Désormais, le Conseil d’État doit juger de la recevabilité du référé liberté et, si c’est le cas, une audience se tiendra sous les 48 heures pour statuer sur la dissolution. Plus de 130 pages de procédure ont été déposés par les avocats du GALE pour démonter, point par point, les arguments gouvernementaux.

Un groupe créé à la suite de la mort de Clément Méric

Surtout, cette dissolution intervient dans un contexte d’importantes violences d’extrême droite à Lyon. Historiquement, cette ville, décrite par certains militants comme « le laboratoire de l’extrême droite », est une place forte des mouvances fascistes et identitaires. Récemment, leurs exactions se sont intensifiées. Les saccages à répétition de la librairie autogérée La Plume Noire n’en sont que des exemples parmi d’autres. Dans leur recension des violences d’extrême-droite, nos confrères de Rapports de force placent Lyon en tête des villes de France les plus touchées par ces actions. « 14 évènements violents ont été causés par l’extrême droite et ils n’ont donné lieu à aucune poursuite pénale, malgré les plaintes déposées au Parquet », écrivent, dans un communiqué en soutien au GALE, des élus insoumis et des membres du Parlement populaire, mouvement politique qui soutient la candidature de Jean-Luc Mélenchon.

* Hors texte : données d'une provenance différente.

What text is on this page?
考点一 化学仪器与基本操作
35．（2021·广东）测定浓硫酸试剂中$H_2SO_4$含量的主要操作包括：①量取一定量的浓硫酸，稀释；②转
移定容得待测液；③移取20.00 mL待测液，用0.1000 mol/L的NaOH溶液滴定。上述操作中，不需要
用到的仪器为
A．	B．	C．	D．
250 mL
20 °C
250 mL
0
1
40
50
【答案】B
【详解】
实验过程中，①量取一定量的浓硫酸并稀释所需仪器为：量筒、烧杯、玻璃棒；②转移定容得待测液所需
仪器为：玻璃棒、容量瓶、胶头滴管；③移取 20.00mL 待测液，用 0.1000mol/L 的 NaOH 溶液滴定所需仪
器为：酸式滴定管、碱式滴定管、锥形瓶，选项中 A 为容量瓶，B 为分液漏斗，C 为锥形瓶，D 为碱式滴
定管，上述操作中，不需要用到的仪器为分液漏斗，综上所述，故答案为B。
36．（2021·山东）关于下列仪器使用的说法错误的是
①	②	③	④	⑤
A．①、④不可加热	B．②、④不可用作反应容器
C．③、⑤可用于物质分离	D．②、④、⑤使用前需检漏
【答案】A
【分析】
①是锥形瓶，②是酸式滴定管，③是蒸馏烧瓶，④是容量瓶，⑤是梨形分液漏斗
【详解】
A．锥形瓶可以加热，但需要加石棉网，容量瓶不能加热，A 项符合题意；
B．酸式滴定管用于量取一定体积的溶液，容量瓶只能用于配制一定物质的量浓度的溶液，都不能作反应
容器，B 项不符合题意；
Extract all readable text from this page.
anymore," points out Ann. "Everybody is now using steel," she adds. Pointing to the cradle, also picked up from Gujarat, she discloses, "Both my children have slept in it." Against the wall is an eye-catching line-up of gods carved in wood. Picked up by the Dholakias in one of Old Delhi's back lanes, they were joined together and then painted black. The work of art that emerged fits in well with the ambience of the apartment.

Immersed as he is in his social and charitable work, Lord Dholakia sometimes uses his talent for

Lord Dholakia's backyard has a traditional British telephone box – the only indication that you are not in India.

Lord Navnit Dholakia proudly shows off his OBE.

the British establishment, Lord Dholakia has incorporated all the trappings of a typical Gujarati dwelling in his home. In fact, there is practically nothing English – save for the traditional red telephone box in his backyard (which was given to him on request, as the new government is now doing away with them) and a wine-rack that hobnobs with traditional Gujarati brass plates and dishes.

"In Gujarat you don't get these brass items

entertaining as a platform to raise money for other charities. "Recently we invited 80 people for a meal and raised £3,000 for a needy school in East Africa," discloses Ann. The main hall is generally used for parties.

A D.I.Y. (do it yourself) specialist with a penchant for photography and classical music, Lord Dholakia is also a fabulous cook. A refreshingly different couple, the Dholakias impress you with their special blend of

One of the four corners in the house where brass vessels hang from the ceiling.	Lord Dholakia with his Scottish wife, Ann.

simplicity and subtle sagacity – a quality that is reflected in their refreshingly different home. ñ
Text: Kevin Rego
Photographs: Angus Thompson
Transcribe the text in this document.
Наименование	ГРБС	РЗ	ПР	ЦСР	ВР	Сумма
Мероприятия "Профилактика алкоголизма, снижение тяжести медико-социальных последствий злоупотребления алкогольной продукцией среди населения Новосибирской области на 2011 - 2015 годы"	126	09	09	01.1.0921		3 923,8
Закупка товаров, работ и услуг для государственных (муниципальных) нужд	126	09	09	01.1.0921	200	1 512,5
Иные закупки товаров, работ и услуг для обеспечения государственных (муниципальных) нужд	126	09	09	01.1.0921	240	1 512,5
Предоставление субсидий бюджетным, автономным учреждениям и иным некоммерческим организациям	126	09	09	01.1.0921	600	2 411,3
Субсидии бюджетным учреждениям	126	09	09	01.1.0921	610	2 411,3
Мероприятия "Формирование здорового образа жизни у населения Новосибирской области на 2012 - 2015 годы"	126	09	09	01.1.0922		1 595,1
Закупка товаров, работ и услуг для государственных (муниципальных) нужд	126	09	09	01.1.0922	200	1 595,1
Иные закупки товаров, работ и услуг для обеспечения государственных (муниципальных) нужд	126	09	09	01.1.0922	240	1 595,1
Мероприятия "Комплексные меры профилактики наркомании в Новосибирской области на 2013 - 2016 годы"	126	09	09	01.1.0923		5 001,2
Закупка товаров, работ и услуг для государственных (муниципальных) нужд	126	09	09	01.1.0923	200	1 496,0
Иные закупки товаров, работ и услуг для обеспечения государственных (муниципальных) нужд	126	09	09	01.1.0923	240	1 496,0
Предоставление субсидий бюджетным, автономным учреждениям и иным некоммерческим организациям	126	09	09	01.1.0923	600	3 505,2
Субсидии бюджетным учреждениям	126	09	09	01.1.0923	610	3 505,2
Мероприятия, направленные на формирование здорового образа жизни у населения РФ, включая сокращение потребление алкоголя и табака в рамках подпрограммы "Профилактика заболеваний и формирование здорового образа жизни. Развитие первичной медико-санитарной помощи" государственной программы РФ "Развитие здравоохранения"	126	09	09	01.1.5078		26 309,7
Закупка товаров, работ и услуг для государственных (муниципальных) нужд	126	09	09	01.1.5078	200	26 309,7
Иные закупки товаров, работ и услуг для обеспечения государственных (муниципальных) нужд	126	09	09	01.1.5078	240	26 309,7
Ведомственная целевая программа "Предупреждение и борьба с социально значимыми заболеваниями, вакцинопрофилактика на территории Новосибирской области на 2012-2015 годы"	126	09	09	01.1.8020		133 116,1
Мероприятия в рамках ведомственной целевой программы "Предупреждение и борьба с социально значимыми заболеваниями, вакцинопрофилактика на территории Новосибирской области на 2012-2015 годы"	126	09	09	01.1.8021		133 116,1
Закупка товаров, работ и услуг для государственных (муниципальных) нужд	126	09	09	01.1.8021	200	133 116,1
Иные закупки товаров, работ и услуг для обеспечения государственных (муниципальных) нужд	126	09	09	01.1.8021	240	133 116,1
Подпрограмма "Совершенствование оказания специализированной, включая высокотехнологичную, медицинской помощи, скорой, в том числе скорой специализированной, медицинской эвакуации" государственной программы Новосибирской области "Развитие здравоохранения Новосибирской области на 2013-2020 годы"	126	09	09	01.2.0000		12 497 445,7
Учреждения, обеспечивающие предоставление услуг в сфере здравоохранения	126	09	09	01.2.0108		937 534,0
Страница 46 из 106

Créé en 2013 à la suite de la mort de Clément Méric tué par des skinheads d’extrême droite et de l’installation à Lyon des identitaires, le GALE était un des groupes antifascistes les plus visibles sur les bords du Rhône. « Ils ont longtemps été les seuls à lutter contre cela, au point qu’ils ont concentré la haine d’extrême droite », souligne Olivier Forray. « Nous ne sommes pas l’avant-garde éclairée de l’antifascisme à Lyon », nuancent les sympathisants du GALE, « on est une caisse de résonance, avec une importante visibilité sur les réseaux sociaux. C’est d’ailleurs ce que le gouvernement nous reproche… »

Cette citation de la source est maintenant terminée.